Modeling on plasma energy balance and transfer in a hollow cathode

The hollow cathode lifetime is largely determined by the dissipation of the active emitter material and the ion-induced sputtering erosion. These two critical factors are involved in the physical mechanisms of the internal energy balance and plasma energy transfer to the cathode walls. Based on particle kinetic dynamics and behaviour statistics, a plasma energy balance and transfer model for the hollow cathode was established. The hollow cathode discharge process and steady-state plasma parameters were investigated by employing the self-consistent full particle-in-cell approach combined with Monte Carlo collisions. Relevant 2D numerical simulations for the partially ionized gas in hollow cathode were performed. The calculated parameters of the plasma energy balance and transfer model mainly include the plasma potential, plasma density, particle velocity, resistivity distribution, ohmic heating and electric-field work. In the full particle-in-cell code, the hollow cathode operated at a planar diode regime with a discharge current of 10.0 A and a gas flow rate of 3.5 sccm.

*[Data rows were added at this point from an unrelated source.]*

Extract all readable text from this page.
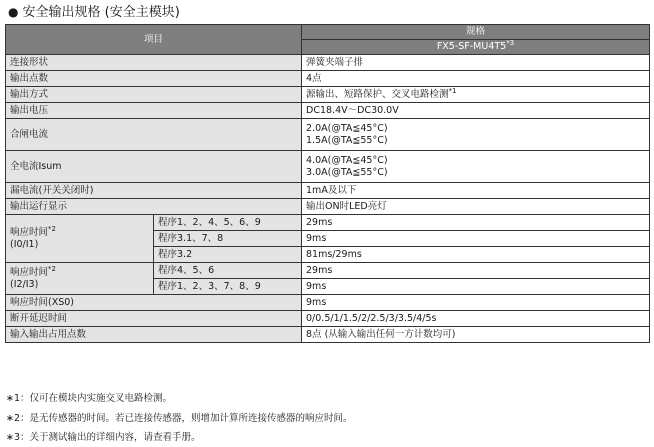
● 安全输出规格 (安全主模块)
项目		规格
		FX5-SF-MU4T5$^{*3}$
连接形状		弹簧夹端子排
输出点数		4点
输出方式		源输出、短路保护、交叉电路检测$^{*1}$
输出电压		DC18.4V～DC30.0V
合闸电流		2.0A(@TA≦45°C)
1.5A(@TA≦55°C)

全电流Isum		4.0A(@TA≦45°C)
3.0A(@TA≦55°C)

漏电流(开关关闭时)		1mA及以下
输出运行显示		输出ON时LED亮灯

响应时间$^{*2}$
(I0/I1)	程序1、2、4、5、6、9	29ms
	程序3.1、7、8	9ms
	程序3.2	81ms/29ms

响应时间$^{*2}$
(I2/I3)	程序4、5、6	29ms
	程序1、2、3、7、8、9	9ms
响应时间(XS0)		9ms
断开延迟时间		0/0.5/1/1.5/2/2.5/3/3.5/4/5s
输入输出占用点数		8点 (从输入输出任何一方计数均可)
∗1：仅可在模块内实施交叉电路检测。
∗2：是无传感器的时间。若已连接传感器，则增加计算所连接传感器的响应时间。
∗3：关于测试输出的详细内容，请查看手册。
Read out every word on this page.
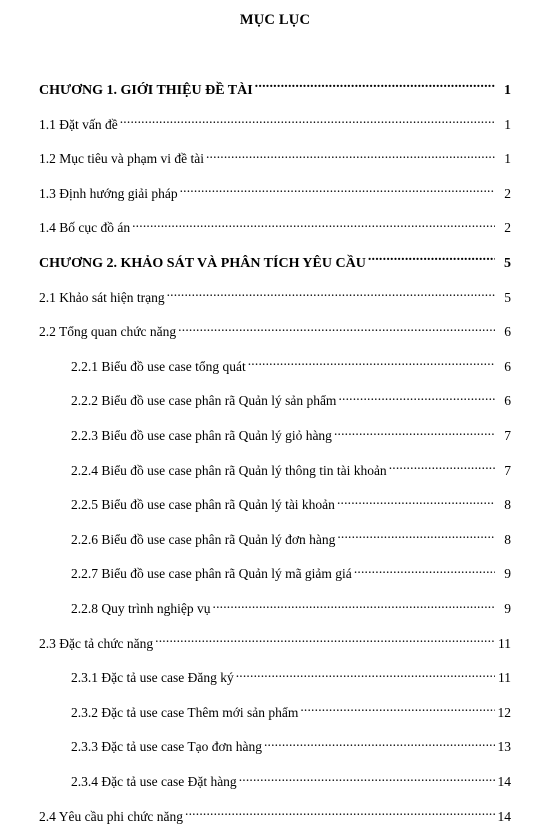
MỤC LỤC
CHƯƠNG 1. GIỚI THIỆU ĐỀ TÀI .....	1
1.1 Đặt vấn đề .....	1
1.2 Mục tiêu và phạm vi đề tài .....	1
1.3 Định hướng giải pháp .....	2
1.4 Bố cục đồ án .....	2
CHƯƠNG 2. KHẢO SÁT VÀ PHÂN TÍCH YÊU CẦU .....	5
2.1 Khảo sát hiện trạng .....	5
2.2 Tổng quan chức năng .....	6
2.2.1 Biểu đồ use case tổng quát .....	6
2.2.2 Biểu đồ use case phân rã Quản lý sản phẩm .....	6
2.2.3 Biểu đồ use case phân rã Quản lý giỏ hàng .....	7
2.2.4 Biểu đồ use case phân rã Quản lý thông tin tài khoản .....	7
2.2.5 Biểu đồ use case phân rã Quản lý tài khoản .....	8
2.2.6 Biểu đồ use case phân rã Quản lý đơn hàng .....	8
2.2.7 Biểu đồ use case phân rã Quản lý mã giảm giá .....	9
2.2.8 Quy trình nghiệp vụ .....	9
2.3 Đặc tả chức năng .....	11
2.3.1 Đặc tả use case Đăng ký .....	11
2.3.2 Đặc tả use case Thêm mới sản phẩm .....	12
2.3.3 Đặc tả use case Tạo đơn hàng .....	13
2.3.4 Đặc tả use case Đặt hàng .....	14
2.4 Yêu cầu phi chức năng .....	14
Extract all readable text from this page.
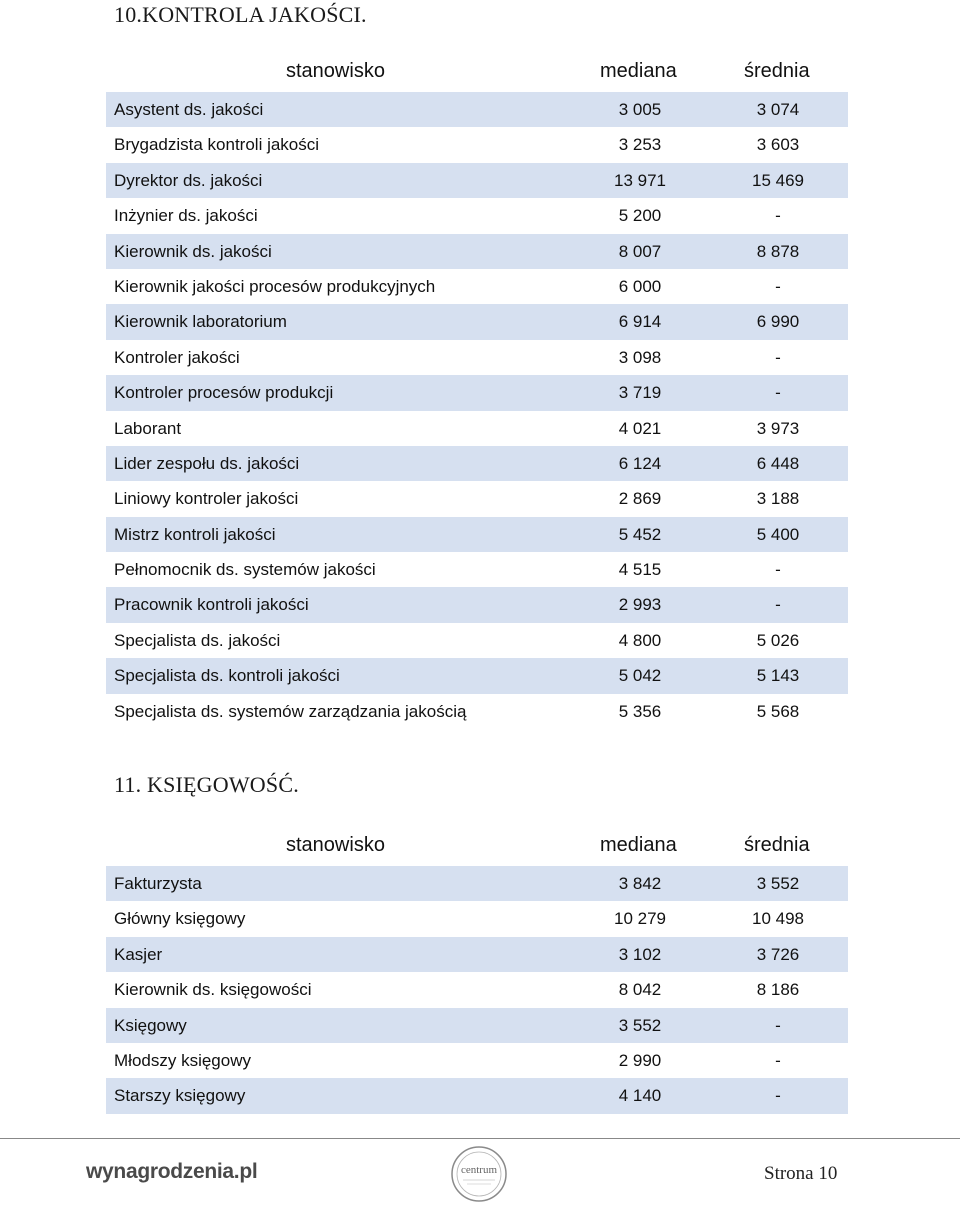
10.KONTROLA JAKOŚCI.
stanowisko	mediana	średnia
Asystent ds. jakości	3 005	3 074
Brygadzista kontroli jakości	3 253	3 603
Dyrektor ds. jakości	13 971	15 469
Inżynier ds. jakości	5 200	-
Kierownik ds. jakości	8 007	8 878
Kierownik jakości procesów produkcyjnych	6 000	-
Kierownik laboratorium	6 914	6 990
Kontroler jakości	3 098	-
Kontroler procesów produkcji	3 719	-
Laborant	4 021	3 973
Lider zespołu ds. jakości	6 124	6 448
Liniowy kontroler jakości	2 869	3 188
Mistrz kontroli jakości	5 452	5 400
Pełnomocnik ds. systemów jakości	4 515	-
Pracownik kontroli jakości	2 993	-
Specjalista ds. jakości	4 800	5 026
Specjalista ds. kontroli jakości	5 042	5 143
Specjalista ds. systemów zarządzania jakością	5 356	5 568
11. KSIĘGOWOŚĆ.
stanowisko	mediana	średnia
Fakturzysta	3 842	3 552
Główny księgowy	10 279	10 498
Kasjer	3 102	3 726
Kierownik ds. księgowości	8 042	8 186
Księgowy	3 552	-
Młodszy księgowy	2 990	-
Starszy księgowy	4 140	-
wynagrodzenia.pl	centrum	Strona 10
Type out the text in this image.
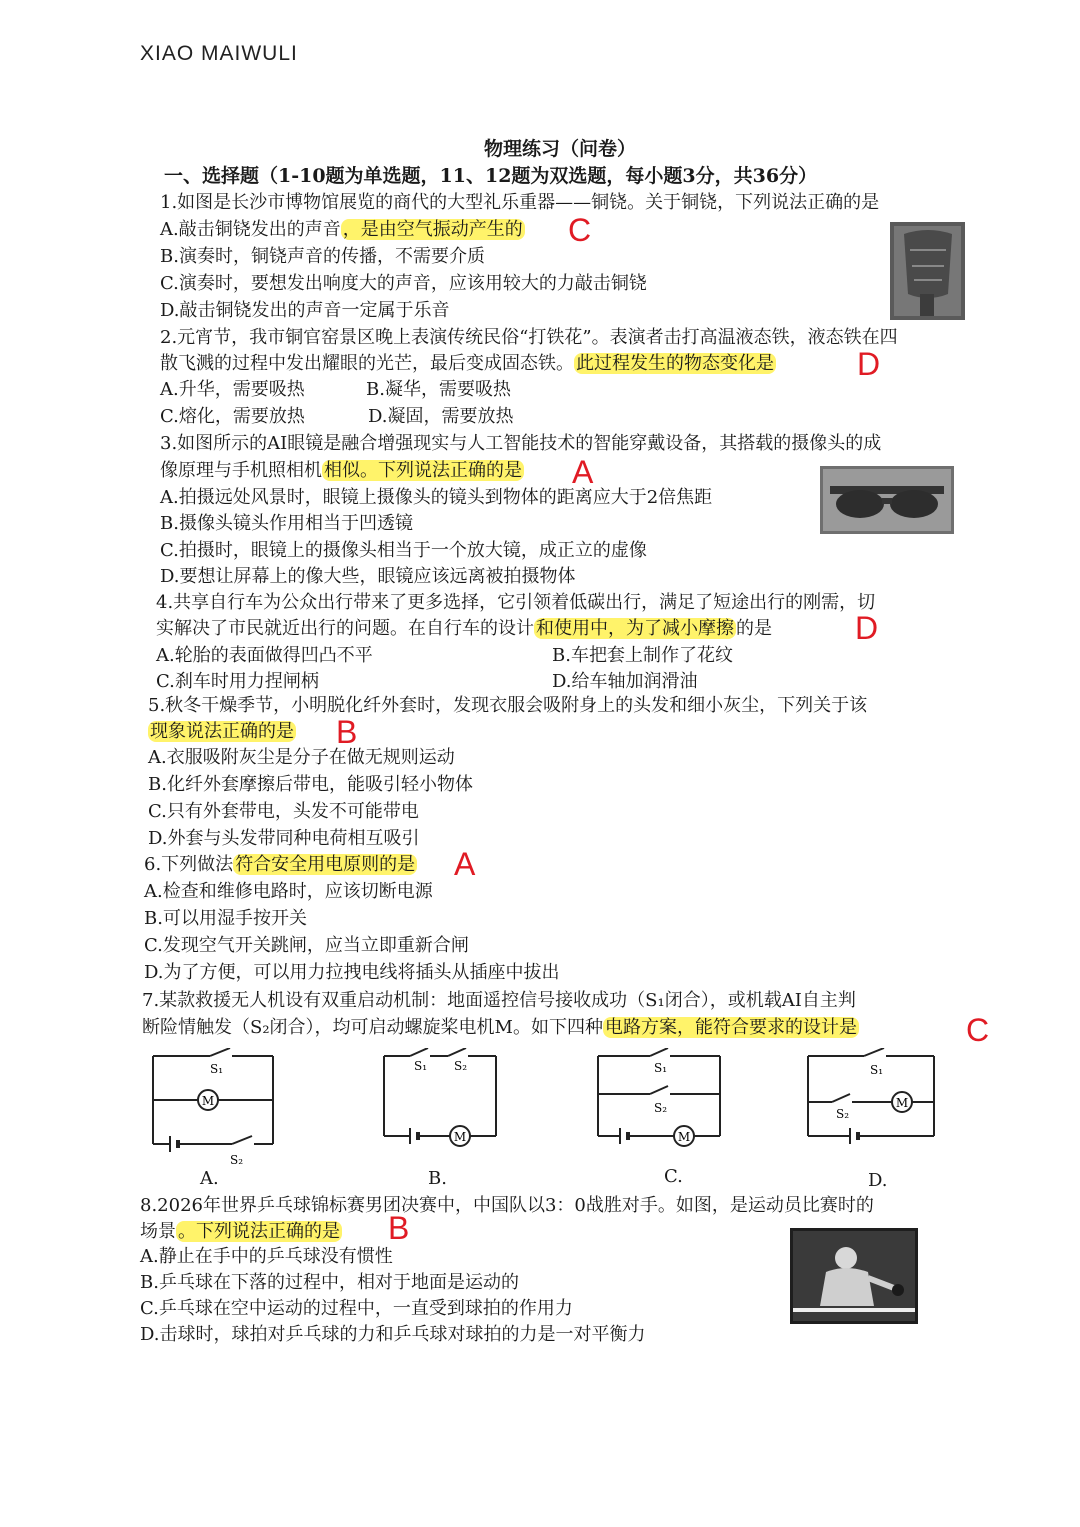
XIAO MAIWULI
物理练习（问卷）
一、选择题（1-10题为单选题，11、12题为双选题，每小题3分，共36分）
1.如图是长沙市博物馆展览的商代的大型礼乐重器——铜铙。关于铜铙，下列说法正确的是
A.敲击铜铙发出的声音 ，是由空气振动产生的 C
B.演奏时，铜铙声音的传播，不需要介质
C.演奏时，要想发出响度大的声音，应该用较大的力敲击铜铙
D.敲击铜铙发出的声音一定属于乐音
2.元宵节，我市铜官窑景区晚上表演传统民俗“打铁花”。表演者击打高温液态铁，液态铁在四
散飞溅的过程中发出耀眼的光芒，最后变成固态铁。 此过程发生的物态变化是	D
A.升华，需要吸热	B.凝华，需要吸热
C.熔化，需要放热	D.凝固，需要放热
3.如图所示的AI眼镜是融合增强现实与人工智能技术的智能穿戴设备，其搭载的摄像头的成
像原理与手机照相机 相似。下列说法正确的是 A
A.拍摄远处风景时，眼镜上摄像头的镜头到物体的距离应大于2倍焦距
B.摄像头镜头作用相当于凹透镜
C.拍摄时，眼镜上的摄像头相当于一个放大镜，成正立的虚像
D.要想让屏幕上的像大些，眼镜应该远离被拍摄物体
4.共享自行车为公众出行带来了更多选择，它引领着低碳出行，满足了短途出行的刚需，切
实解决了市民就近出行的问题。在自行车的设计 和使用中，为了减小摩擦 的是	D
A.轮胎的表面做得凹凸不平	B.车把套上制作了花纹
C.刹车时用力捏闸柄	D.给车轴加润滑油
5.秋冬干燥季节，小明脱化纤外套时，发现衣服会吸附身上的头发和细小灰尘，下列关于该
现象说法正确的是 B
A.衣服吸附灰尘是分子在做无规则运动
B.化纤外套摩擦后带电，能吸引轻小物体
C.只有外套带电，头发不可能带电
D.外套与头发带同种电荷相互吸引
6.下列做法 符合安全用电原则的是 A
A.检查和维修电路时，应该切断电源
B.可以用湿手按开关
C.发现空气开关跳闸，应当立即重新合闸
D.为了方便，可以用力拉拽电线将插头从插座中拔出
7.某款救援无人机设有双重启动机制：地面遥控信号接收成功（S₁闭合），或机载AI自主判
断险情触发（S₂闭合），均可启动螺旋桨电机M。如下四种 电路方案，能符合要求的设计是	C
M
S₁
S₂
A.
M
S₁ S₂
B.
M
S₁
S₂
C.
M
S₁
S₂
D.
8.2026年世界乒乓球锦标赛男团决赛中，中国队以3：0战胜对手。如图，是运动员比赛时的
场景 。下列说法正确的是 B
A.静止在手中的乒乓球没有惯性
B.乒乓球在下落的过程中，相对于地面是运动的
C.乒乓球在空中运动的过程中，一直受到球拍的作用力
D.击球时，球拍对乒乓球的力和乒乓球对球拍的力是一对平衡力
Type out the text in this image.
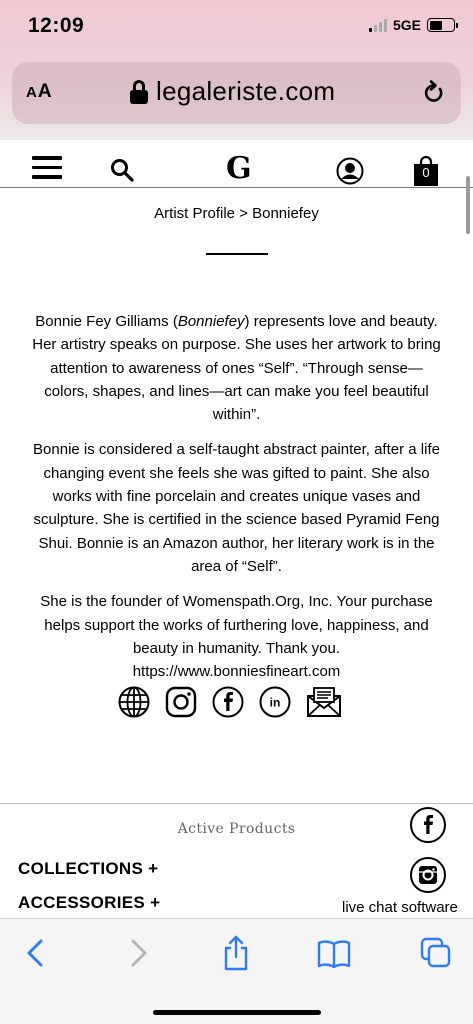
12:09	5GE
AA	legaleriste.com
G	0
Artist Profile > Bonniefey

Bonnie Fey Gilliams (Bonniefey) represents love and beauty. Her artistry speaks on purpose. She uses her artwork to bring attention to awareness of ones “Self”. “Through sense—colors, shapes, and lines—art can make you feel beautiful within”.

Bonnie is considered a self-taught abstract painter, after a life changing event she feels she was gifted to paint. She also works with fine porcelain and creates unique vases and sculpture. She is certified in the science based Pyramid Feng Shui. Bonnie is an Amazon author, her literary work is in the area of “Self”.

She is the founder of Womenspath.Org, Inc. Your purchase helps support the works of furthering love, happiness, and beauty in humanity. Thank you.
https://www.bonniesfineart.com

in
Active Products
COLLECTIONS +
ACCESSORIES +	live chat software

The simulation results show that the electric field power is 85.9 W in the insert region, 37.5 W in the orifice region and 147.4 W in the plume region, respectively. The work performed by the electron pressure gradient in the insert region, orifice region and plume region is in the ratio of about 1.2:1:5.3. The ion kinetic-energy flux is negligible compared with the electron kinetic-energy transfer.